Hospital activity was ‘just a test’

Published 8:55 am Saturday, October 31, 2009

FRANKLIN—If you happened to see a huge tent being constructed and dismantled in the employee parking lot at Southampton Memorial Hospital Thursday, there’s no need to worry.

The hospital was conducting a training exercise for its mobile hospital unit. The mobile hospital unit is basically a tent that can be set up in case of an emergency when the hospital can’t handle the patient load or is damaged in a natural disaster.

Miles Carr, the hospital’s director of maintenance and safety, said the unit, which measures 18 feet by 25 feet fully assembled, can be used in “any type of major disaster,” and can be set up to hold between 2 and 50 patients. The unit was given to the hospital by the state and was purchased with Homeland Security funds.

The unit at SMH is one of 19 across Hampton Roads, Carr said. He said the hospitals all have a mutual agreement and the individual units can be connected to form a huge mobile hospital.

“We can equip it with heat, lights and air conditioning,” he said. The same types of tents are used for medical care in Iraq and Afghanistan.

Hospital officials were aware of the fact that the exercise could raise fears about the current H1N1, or swine, influenza virus pandemic. Fears of creating panic led officials to conduct the exercise in the back of the hospital rather than the front.

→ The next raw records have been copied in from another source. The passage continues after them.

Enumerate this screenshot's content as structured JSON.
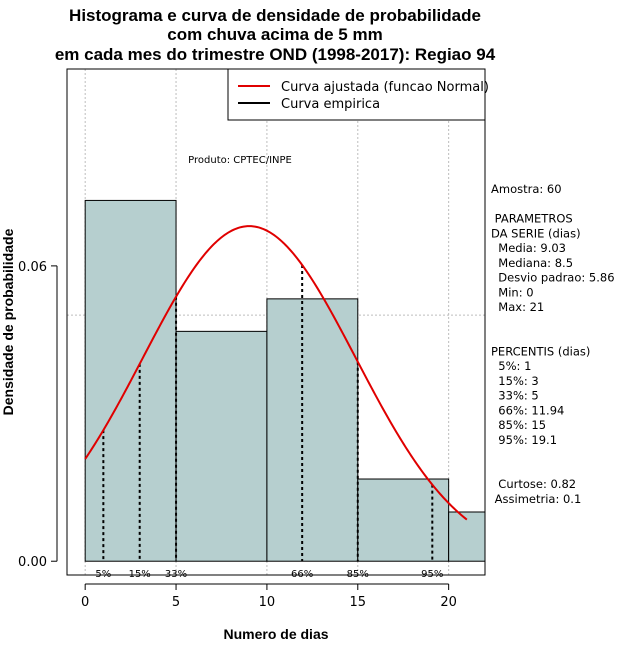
{
  "chart_data": {
    "type": "bar",
    "title_lines": [
      "Histograma e curva de densidade de probabilidade",
      "com chuva acima de 5 mm",
      "em cada mes do trimestre OND (1998-2017): Regiao 94"
    ],
    "xlabel": "Numero de dias",
    "ylabel": "Densidade de probabilidade",
    "xlim": [
      -1,
      22
    ],
    "ylim": [
      -0.0028,
      0.1
    ],
    "xticks": [
      0,
      5,
      10,
      15,
      20
    ],
    "xtick_labels": [
      "0",
      "5",
      "10",
      "15",
      "20"
    ],
    "yticks": [
      0.0,
      0.06
    ],
    "ytick_labels": [
      "0.00",
      "0.06"
    ],
    "grid_x": [
      0,
      5,
      10,
      15,
      20
    ],
    "grid_y": [
      0.05,
      0.1
    ],
    "bins": [
      {
        "start": 0,
        "end": 5,
        "density": 0.0733
      },
      {
        "start": 5,
        "end": 10,
        "density": 0.0467
      },
      {
        "start": 10,
        "end": 15,
        "density": 0.0533
      },
      {
        "start": 15,
        "end": 20,
        "density": 0.0167
      },
      {
        "start": 20,
        "end": 22,
        "density": 0.01
      }
    ],
    "bar_color": "#b6cfcf",
    "normal_curve": {
      "mean": 9.03,
      "sd": 5.86,
      "x_from": 0,
      "x_to": 21,
      "color": "#e00000"
    },
    "percentile_lines": [
      {
        "label": "5%",
        "x": 1
      },
      {
        "label": "15%",
        "x": 3
      },
      {
        "label": "33%",
        "x": 5
      },
      {
        "label": "66%",
        "x": 11.94
      },
      {
        "label": "85%",
        "x": 15
      },
      {
        "label": "95%",
        "x": 19.1
      }
    ],
    "legend": {
      "position": "top-right",
      "entries": [
        {
          "label": "Curva ajustada (funcao Normal)",
          "color": "#e00000"
        },
        {
          "label": "Curva empirica",
          "color": "#000000"
        }
      ]
    },
    "annotation": "Produto: CPTEC/INPE"
  },
  "side_panel": {
    "lines": [
      "Amostra: 60",
      "",
      " PARAMETROS",
      "DA SERIE (dias)",
      "  Media: 9.03",
      "  Mediana: 8.5",
      "  Desvio padrao: 5.86",
      "  Min: 0",
      "  Max: 21",
      "",
      "",
      "PERCENTIS (dias)",
      "  5%: 1",
      "  15%: 3",
      "  33%: 5",
      "  66%: 11.94",
      "  85%: 15",
      "  95%: 19.1",
      "",
      "",
      "  Curtose: 0.82",
      " Assimetria: 0.1"
    ]
  }
}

“We certainly don’t want any panic,” said Anne Williams, the hospital’s director of marketing. She said the exercise was planned for the fall because the weather is “not too hot and not too cold.”

Employees from several of the hospital’s departments received training on how to assemble the mobile unit, Williams said it was to ensure that there would be enough properly trained people in case of an emergency.

“It’s a pretty neat device,” Carr said. “It’s just to facilitate safety in a disaster — if the hospital can’t handle it.”